Poniżej krótki poradnik, jak zrobić cyfrowo sterowane pantografy.
Podstawowym elementem, jaki musi posiadać lokomotywa jest dekoder cyfrowy posiadający wyjście SUSI, które umożliwia podłączenie serwomechanizmu. Mam świadomość, że sterowanie może się odbywać za pomocą normalnego wyjścia funkcyjnego, jednakże ja zrobiłem to na SUSI.
Posiadany przeze mnie dekoder jest to dźwiękowy MX645. Na poniższych dwóch zdjęciach, niezbędny warsztat i akcesoria, które należy kupić.
Pierwszym krokiem jest usunięcie zbędnego dachu. Zajmuje on dużo miejsca, a one będzie potrzebne. Dodatkowo, dekoder, kondensator i głośnik upychamy możliwie w ramie lokomotywy. Obok wałów kardana są spore nadlewy balastu, które możemy częściowo usunąć, a w uzyskane miejsce wsadzić kondensator i głośnik.
Pierwszy mechanizm zamontowałem w miarę bezproblemowo. Z drugim było gorzej. W mojej lokomotywie głośnik jest umieszczony zaraz nad wałkiem kardana w poprzek osi wzdłużnej lokomotywy. Pomimo tego zabiegu, napęd jest za duży, aby mógł zmieścić się pod szarym dachem w całości. W związku z tym pocieniłem czerwony dach, aby zyskać kilka milimetrów miejsca.
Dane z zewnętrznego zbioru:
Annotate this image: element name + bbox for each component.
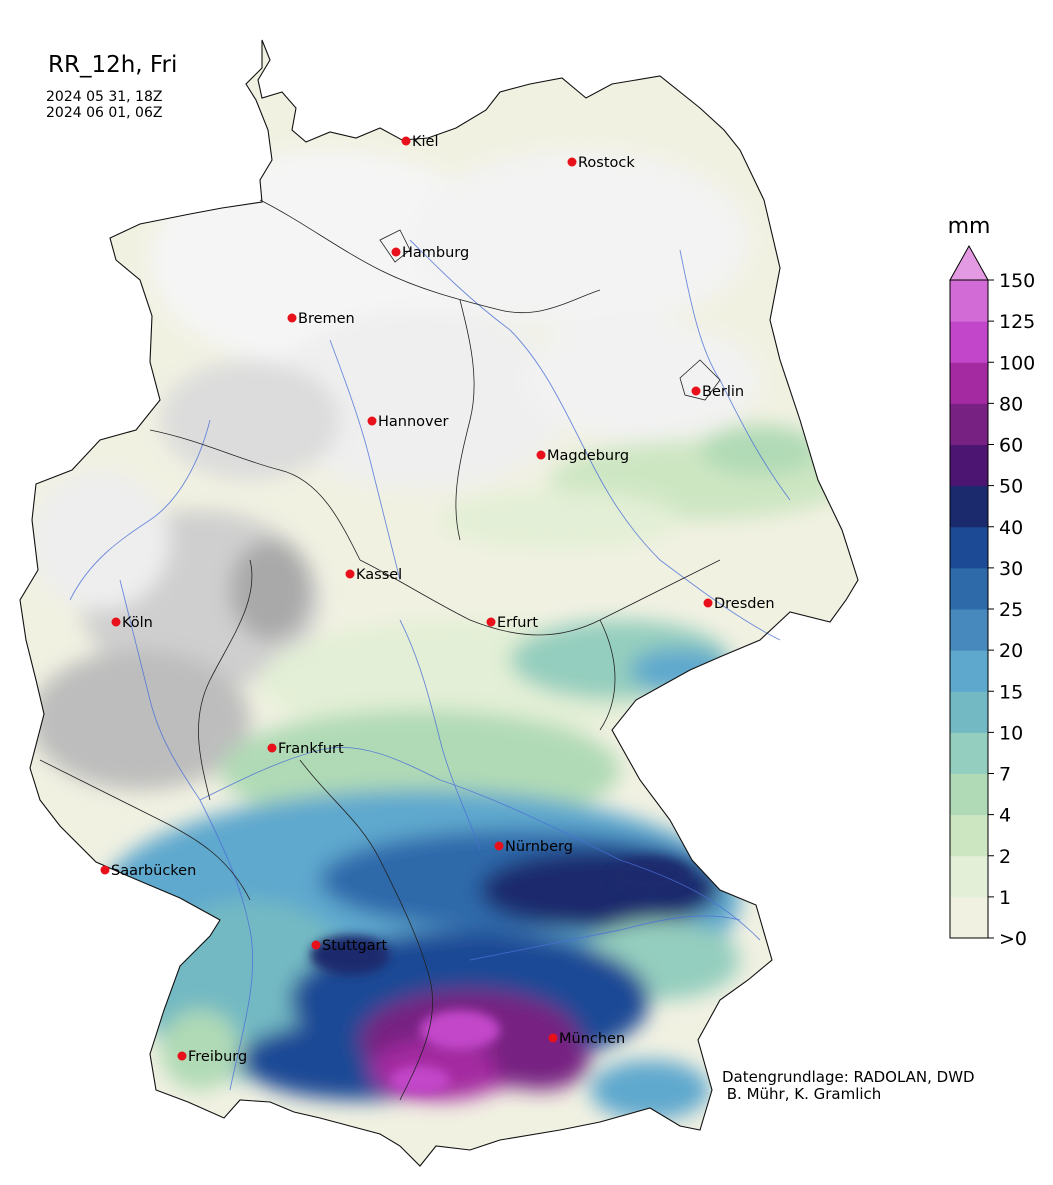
- colorbar-segment: [950, 814, 988, 857]
- colorbar-segment: [950, 567, 988, 610]
- colorbar-segment: [950, 855, 988, 898]
- city-marker: [548, 1033, 558, 1043]
- city-label: Köln: [122, 615, 153, 631]
- colorbar-segment: [950, 403, 988, 445]
- city-label: Hamburg: [402, 245, 469, 261]
- city-marker: [287, 313, 297, 323]
- city-label: Kassel: [356, 567, 402, 583]
- colorbar-tick-label: 125: [999, 311, 1035, 333]
- city-label: Berlin: [702, 384, 744, 400]
- city-label: Dresden: [714, 596, 775, 612]
- colorbar-segment: [950, 773, 988, 816]
- colorbar-segment: [950, 280, 988, 322]
- colorbar-segment: [950, 609, 988, 651]
- city-marker: [267, 743, 277, 753]
- colorbar-tick-label: 7: [999, 764, 1011, 786]
- colorbar-tick-label: 30: [999, 558, 1023, 580]
- city-label: Nürnberg: [505, 839, 573, 855]
- colorbar-unit: mm: [948, 214, 991, 239]
- colorbar-segment: [950, 691, 988, 733]
- colorbar-tick-label: 10: [999, 722, 1023, 744]
- state-borders: [39, 199, 721, 1101]
- colorbar-segment: [950, 444, 988, 487]
- colorbar-segment: [950, 321, 988, 363]
- colorbar-tick-label: 40: [999, 517, 1023, 539]
- colorbar: >0 1 2 4 7 10 15 20 25 30 40 50 60 80 100 125 150 mm: [948, 214, 1036, 950]
- colorbar-tick-label: >0: [999, 928, 1027, 950]
- colorbar-extend-arrow: [949, 244, 989, 281]
- city-label: Magdeburg: [547, 448, 629, 464]
- colorbar-segment: [950, 526, 988, 569]
- colorbar-segment: [950, 362, 988, 404]
- data-credits: Datengrundlage: RADOLAN, DWD B. Mühr, K.…: [722, 1069, 975, 1103]
- colorbar-tick-label: 60: [999, 435, 1023, 457]
- city-label: Saarbücken: [111, 863, 196, 879]
- city-marker: [391, 247, 401, 257]
- city-marker: [691, 386, 701, 396]
- colorbar-tick-label: 1: [999, 887, 1011, 909]
- city-marker: [100, 865, 110, 875]
- city-label: Stuttgart: [322, 938, 388, 954]
- city-marker: [177, 1051, 187, 1061]
- colorbar-tick-label: 20: [999, 640, 1023, 662]
- city-marker: [703, 598, 713, 608]
- city-marker: [486, 617, 496, 627]
- colorbar-tick-label: 2: [999, 846, 1011, 868]
- city-marker: [536, 450, 546, 460]
- map-title: RR_12h, Fri: [48, 52, 178, 78]
- colorbar-segment: [950, 732, 988, 774]
- colorbar-tick-label: 15: [999, 681, 1023, 703]
- colorbar-tick-label: 150: [999, 270, 1035, 292]
- city-marker: [311, 940, 321, 950]
- city-marker: [401, 136, 411, 146]
- colorbar-tick-label: 100: [999, 352, 1035, 374]
- city-label: Erfurt: [497, 615, 538, 631]
- city-label: Kiel: [412, 134, 439, 150]
- colorbar-tick-label: 25: [999, 599, 1023, 621]
- city-marker: [494, 841, 504, 851]
- city-label: Hannover: [378, 414, 449, 430]
- city-label: Rostock: [578, 155, 635, 171]
- colorbar-tick-label: 4: [999, 805, 1011, 827]
- period-end: 2024 06 01, 06Z: [46, 105, 163, 121]
- city-marker: [367, 416, 377, 426]
- colorbar-segment: [950, 485, 988, 528]
- credits-authors: B. Mühr, K. Gramlich: [722, 1085, 882, 1103]
- cities-layer: Kiel Rostock Hamburg Bremen Berlin Hannover Ma…: [100, 134, 775, 1065]
- city-marker: [345, 569, 355, 579]
- colorbar-segment: [950, 896, 988, 939]
- credits-source: Datengrundlage: RADOLAN, DWD: [722, 1068, 975, 1086]
- city-marker: [111, 617, 121, 627]
- period-start: 2024 05 31, 18Z: [46, 89, 163, 105]
- city-marker: [567, 157, 577, 167]
- city-label: Frankfurt: [278, 741, 344, 757]
- colorbar-tick-label: 80: [999, 393, 1023, 415]
- city-label: München: [559, 1031, 625, 1047]
- city-label: Freiburg: [188, 1049, 247, 1065]
- city-label: Bremen: [298, 311, 355, 327]
- colorbar-segment: [950, 650, 988, 692]
- colorbar-tick-label: 50: [999, 476, 1023, 498]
Kolejnym krokiem było przygotowanie wyprowadzeń z dekodera. Po 3 białe przewody na serwo. Jak podłączyć elektrycznie serwo, odsyłałam do instrukcji ZIMO na
www.zimo.at.
Kolejnym krokiem jest przygotowanie pantografu i dachu do poprowadzenia żyłki. W dachu wiercimy dziurkę. U mnie, jest ona po prawo od śrubki mocującej pantograf.
W pantografie usuwamy zbędne elementy blokujące patyk w pozycji złożonej.
Dalej, na sucho podpinamy serwo aby sprawdzić jego działanie i wstępnie skalibrować CV'ki w dekoderze.
Dalej to już montaż żyłki. Mocujemy ją ściegiem do siłownika pantografu i przepuszczamy obok sprężynki. W tym miejscu uwaga. Żyłka musi iść po stronie gdzie jest drucik utrzymujący ślizgacz w pozycji poziomej. Inaczej, ślizgacz będzie blokował się o jarzmo siłownika, w związku z czym, nie będzie w całości opadał.
W dalszym kroku składamy pantograf i przytrzymujemy do np. pęsetą skrosowaną. Od dołu mocujemy serwo, w którym wcześniej przewierciliśmy dziurkę na żyłkę i naciągamy ją. Na końcu zawiązujemy dwa supły, aby żyłka nie wysunęła się z otworu w wale serwa. Luz jaki możemy przez przypadek zostawić możemy nawinąć na wał.
Dalej składamy to wszystko do kupy i ustawiamy dogodne dla nas parametry w CV'kach.
W moim przypadku, przy końcowym montażu, wyszło, że byda nie chciała się zamknąć, spowodowane było to dużą ilością kabelków. W związku z tym pocieniłem trochę obudowy serwomechanizmów. Po tym zabiegu lokomotywa dała się złożyć.
I to by było tyle z mojej strony w tym temacie.